There is a bias in optimal or weighted extractions that it would be very nice to avoid.  The notebook includes a demonstration of this bias at the end with a sketch of a suggested approach to avoid it.

More generally, I would like comments on whether this includes all of the basic desired functionality, and whether the code structure is generally satisfactory.[^extract1d_framework.ipynb]

stscijgbot-jp commented 5 days ago

Comment by Melanie Clarke on JIRA:

Thanks for the update Timothy Brandt - I'll start taking a look at what you have so far.

stscijgbot-jp commented 3 days ago

Comment by Timothy Brandt on JIRA:

Updated notebook to reflect distinction between read noise, photon noise, flat field noise.  Updated background noise calculations.[^extract1d_framework 9-27.ipynb]

stscijgbot-jp commented 6 hours ago

Comment by Timothy Brandt on JIRA:

One more update to implement de-biasing approach to inverse variance weighting.

[^extract1d_framework 9-29.ipynb]

stscijgbot-jp commented 57 minutes ago

Comment by Melanie Clarke on JIRA:

Thanks again, Timothy Brandt . I think I now mostly understand your approach. 

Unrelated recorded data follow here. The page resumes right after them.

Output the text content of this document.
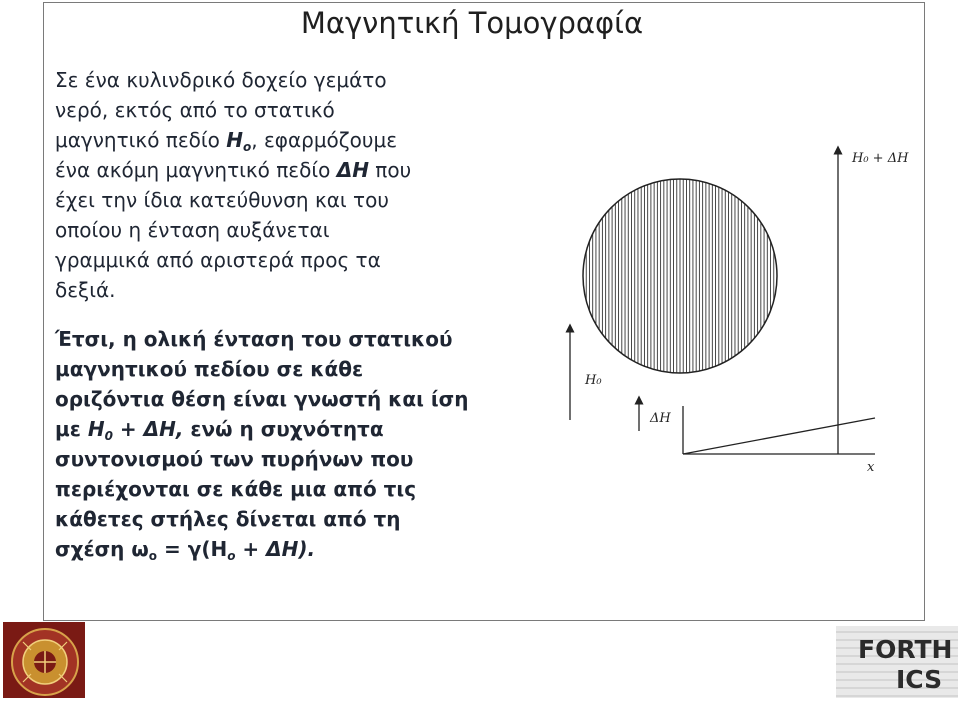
Μαγνητική Τομογραφία

Σε ένα κυλινδρικό δοχείο γεμάτο
νερό, εκτός από το στατικό
μαγνητικό πεδίο $H_o$, εφαρμόζουμε
ένα ακόμη μαγνητικό πεδίο ΔΗ που
έχει την ίδια κατεύθυνση και του
οποίου η ένταση αυξάνεται
γραμμικά από αριστερά προς τα
δεξιά.

Έτσι, η ολική ένταση του στατικού
μαγνητικού πεδίου σε κάθε
οριζόντια θέση είναι γνωστή και ίση
με $H_0 + \Delta H$, ενώ η συχνότητα
συντονισμού των πυρήνων που
περιέχονται σε κάθε μια από τις
κάθετες στήλες δίνεται από τη
σχέση $\omega_o = \gamma(H_o + \Delta H)$.

H₀ + ΔH
H₀
ΔH
x
FORTH
ICS
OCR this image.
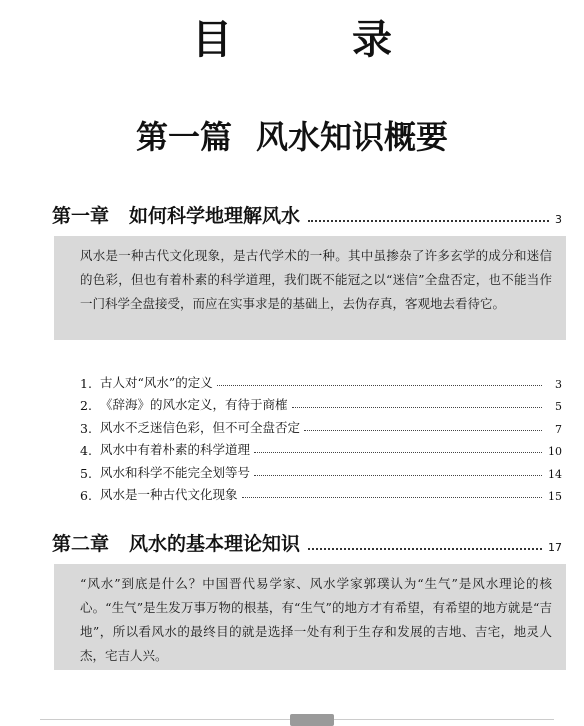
目　录
第一篇 风水知识概要
第一章 如何科学地理解风水	3
风水是一种古代文化现象，是古代学术的一种。其中虽掺杂了许多玄学的成分和迷信的色彩，但也有着朴素的科学道理，我们既不能冠之以“迷信”全盘否定，也不能当作一门科学全盘接受，而应在实事求是的基础上，去伪存真，客观地去看待它。
1. 古人对“风水”的定义	3
2. 《辞海》的风水定义，有待于商榷	5
3. 风水不乏迷信色彩，但不可全盘否定	7
4. 风水中有着朴素的科学道理	10
5. 风水和科学不能完全划等号	14
6. 风水是一种古代文化现象	15
第二章 风水的基本理论知识	17
“风水”到底是什么？中国晋代易学家、风水学家郭璞认为“生气”是风水理论的核心。“生气”是生发万事万物的根基，有“生气”的地方才有希望，有希望的地方就是“吉地”，所以看风水的最终目的就是选择一处有利于生存和发展的吉地、吉宅，地灵人杰，宅吉人兴。
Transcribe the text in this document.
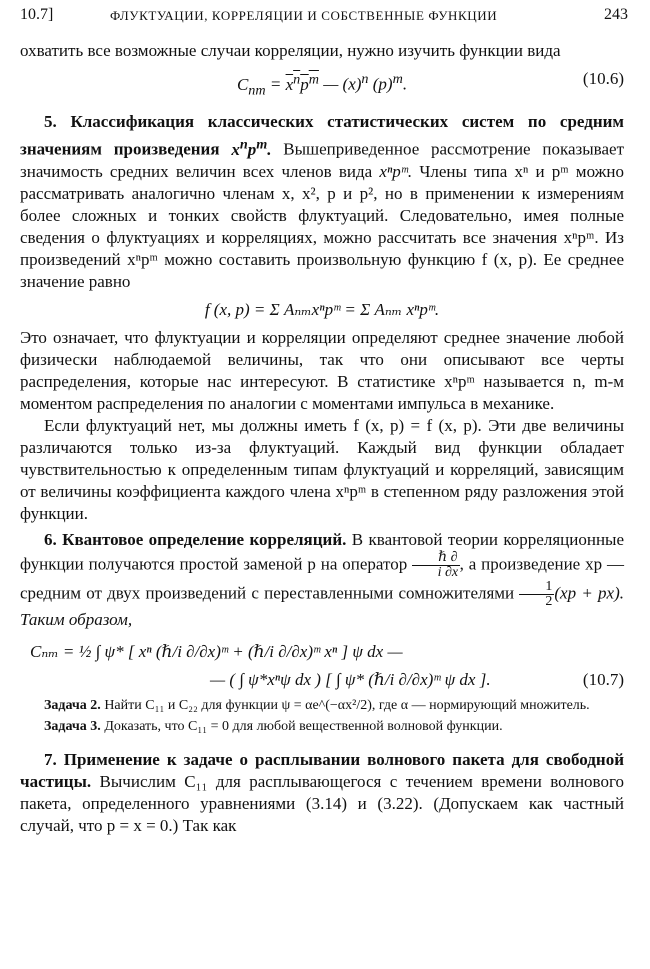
10.7]	ФЛУКТУАЦИИ, КОРРЕЛЯЦИИ И СОБСТВЕННЫЕ ФУНКЦИИ	243

охватить все возможные случаи корреляции, нужно изучить функции вида

$C_{nm} = x^np^m$ — $(x)^n$ $(p)^m$.	(10.6)

5. Классификация классических статистических систем по средним значениям произведения $x^np^m$. Вышеприведенное рассмотрение показывает значимость средних величин всех членов вида xⁿpᵐ. Члены типа xⁿ и pᵐ можно рассматривать аналогично членам x, x², p и p², но в применении к измерениям более сложных и тонких свойств флуктуаций. Следовательно, имея полные сведения о флуктуациях и корреляциях, можно рассчитать все значения xⁿpᵐ. Из произведений xⁿpᵐ можно составить произвольную функцию f (x, p). Ее среднее значение равно

f (x, p) = Σ Aₙₘxⁿpᵐ = Σ Aₙₘ xⁿpᵐ.

Это означает, что флуктуации и корреляции определяют среднее значение любой физически наблюдаемой величины, так что они описывают все черты распределения, которые нас интересуют. В статистике xⁿpᵐ называется n, m-м моментом распределения по аналогии с моментами импульса в механике.

Если флуктуаций нет, мы должны иметь f (x, p) = f (x, p). Эти две величины различаются только из-за флуктуаций. Каждый вид функции обладает чувствительностью к определенным типам флуктуаций и корреляций, зависящим от величины коэффициента каждого члена xⁿpᵐ в степенном ряду разложения этой функции.

6. Квантовое определение корреляций. В квантовой теории корреляционные функции получаются простой заменой p на оператор $\frac{\text{ℏ ∂}}{i \partial x}$ , а произведение xp — средним от двух произведений с переставленными сомножителями $\frac{1}{2} (xp + px)$. Таким образом,

Cₙₘ = ½ ∫ ψ* [ xⁿ (ℏ/i ∂/∂x)ᵐ + (ℏ/i ∂/∂x)ᵐ xⁿ ] ψ dx —
— ( ∫ ψ*xⁿψ dx ) [ ∫ ψ* (ℏ/i ∂/∂x)ᵐ ψ dx ].	(10.7)

Задача 2. Найти C₁₁ и C₂₂ для функции ψ = αe^(−αx²/2), где α — нормирующий множитель.

Задача 3. Доказать, что C₁₁ = 0 для любой вещественной волновой функции.

7. Применение к задаче о расплывании волнового пакета для свободной частицы. Вычислим C₁₁ для расплывающегося с течением времени волнового пакета, определенного уравнениями (3.14) и (3.22). (Допускаем как частный случай, что p = x = 0.) Так как
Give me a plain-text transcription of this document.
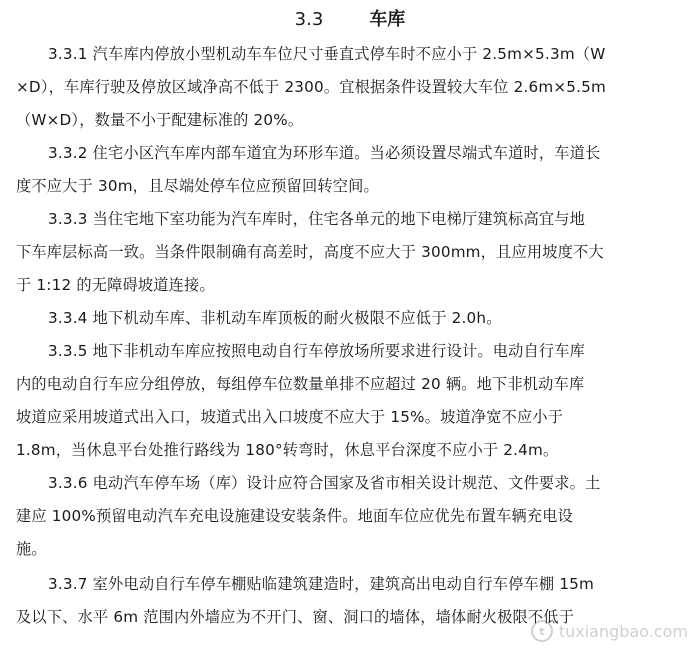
3.3	车库
3.3.1 汽车库内停放小型机动车车位尺寸垂直式停车时不应小于 2.5m×5.3m（W
×D），车库行驶及停放区域净高不低于 2300。宜根据条件设置较大车位 2.6m×5.5m
（W×D），数量不小于配建标准的 20%。
3.3.2 住宅小区汽车库内部车道宜为环形车道。当必须设置尽端式车道时，车道长
度不应大于 30m，且尽端处停车位应预留回转空间。
3.3.3 当住宅地下室功能为汽车库时，住宅各单元的地下电梯厅建筑标高宜与地
下车库层标高一致。当条件限制确有高差时，高度不应大于 300mm，且应用坡度不大
于 1:12 的无障碍坡道连接。
3.3.4 地下机动车库、非机动车库顶板的耐火极限不应低于 2.0h。
3.3.5 地下非机动车库应按照电动自行车停放场所要求进行设计。电动自行车库
内的电动自行车应分组停放，每组停车位数量单排不应超过 20 辆。地下非机动车库
坡道应采用坡道式出入口，坡道式出入口坡度不应大于 15%。坡道净宽不应小于
1.8m，当休息平台处推行路线为 180°转弯时，休息平台深度不应小于 2.4m。
3.3.6 电动汽车停车场（库）设计应符合国家及省市相关设计规范、文件要求。土
建应 100%预留电动汽车充电设施建设安装条件。地面车位应优先布置车辆充电设
施。
3.3.7 室外电动自行车停车棚贴临建筑建造时，建筑高出电动自行车停车棚 15m
及以下、水平 6m 范围内外墙应为不开门、窗、洞口的墙体，墙体耐火极限不低于
t tuxiangbao.com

It looks like what would be needed, in addition to this engine, is a method to make the 2D spatial profiles, either from a model for PSF-based fitting, or from input parameters/references specifying the box/background location(s).  I think Jane is working on the PSF end of that in JP-251, but we may need some additional effort to support the current use case, as well as integration with the step's front end.  The format you’re expecting for the input profiles looks fine to me, anyway.

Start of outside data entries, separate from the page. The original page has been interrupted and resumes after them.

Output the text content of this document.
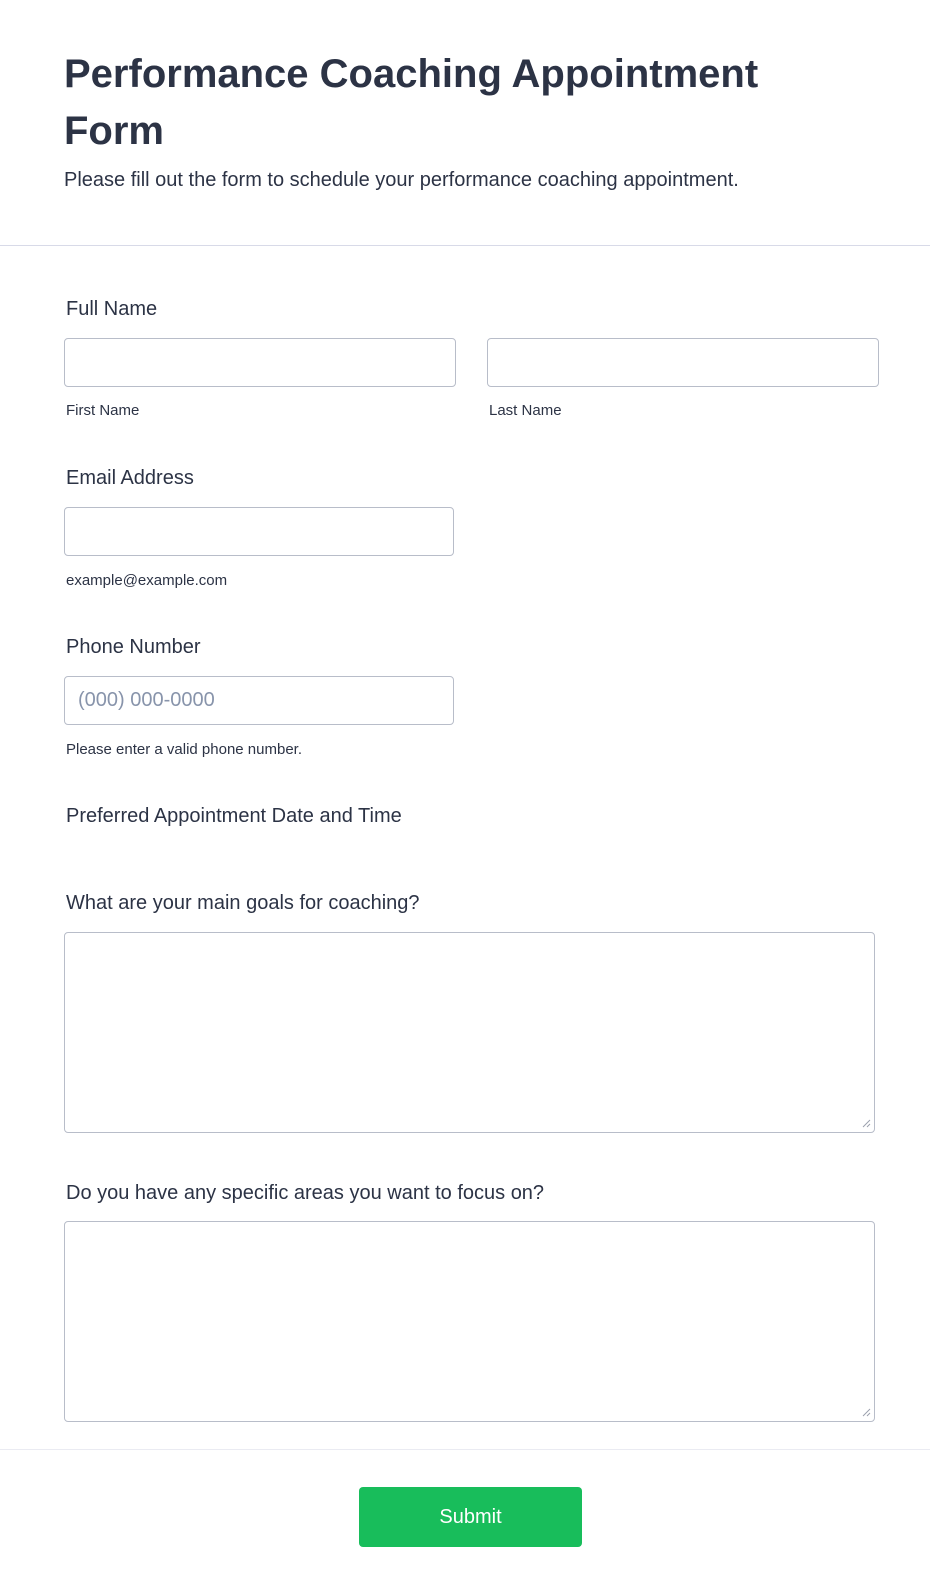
Performance Coaching Appointment Form

Please fill out the form to schedule your performance coaching appointment.

Full Name
First Name	Last Name
Email Address
example@example.com
Phone Number
(000) 000-0000
Please enter a valid phone number.
Preferred Appointment Date and Time
What are your main goals for coaching?
Do you have any specific areas you want to focus on?
Submit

A few comments and questions...

 

For data handling and formatting:

 

Questions about your assumptions:

 

For the debiasing approach for inverse variance weighting… I’m a little skeptical about how well your proposal will work. It seems error prone, given the multiple levels of fitting to the same input data, and given that read noise variance is not necessarily independent of the input flux either. But I agree we should discuss more – it might be worth trying.

stscijgbot-jp commented 12 minutes ago

Comment by Timothy Brandt on JIRA:

Thank you, Melanie Clarke.  Your suggestions all seem reasonable and straightforward to implement.  And yes, the (difficult) task is to actually derive these spatial profiles.  I can do this for the current case of polynomial interval boundaries once we are happy with this end of the implementation, since that it what should play nicely with future use cases.  For your questions:

Multiple sources with box extraction will be fine and unproblematic as long as they are well-separated.  It will be straightforward to generalize that step.  We could add a check that they are indeed non-overlapping (np.prod(np.array(profiles_2d), axis=0) == 0), with either a warning or an error if they do overlap.

The matrix inversions will be fine, since the matrices to invert have a size corresponding to the number of parameters to fit.  For a given column, that should never be more than a few.  The more expensive part is in the matrix multiplications to create the design matrix.  Even here, it scales linearly with the size of the region to extract.  If you are fitting a 2048x2048 matrix row-by-row, the total cost should be no more than a couple of seconds.  You can check this cost by increasing npixels_crossdisperse; it won't be problematic.  

And for the debiasing, I agree that my approach is a bit too simplistic.  I think it's probably much better than just using inverse-variance weighting (as is often implied in a PSF-based approach), but is far from perfect.  I think that the best approach, which would be very nearly correct, would probably rely on the ramp fitting itself, finding the photon and read noise that would have been reported if the count rate matched the model count rate.  I would favor leaving in something like I have now as a placeholder for doing things properly.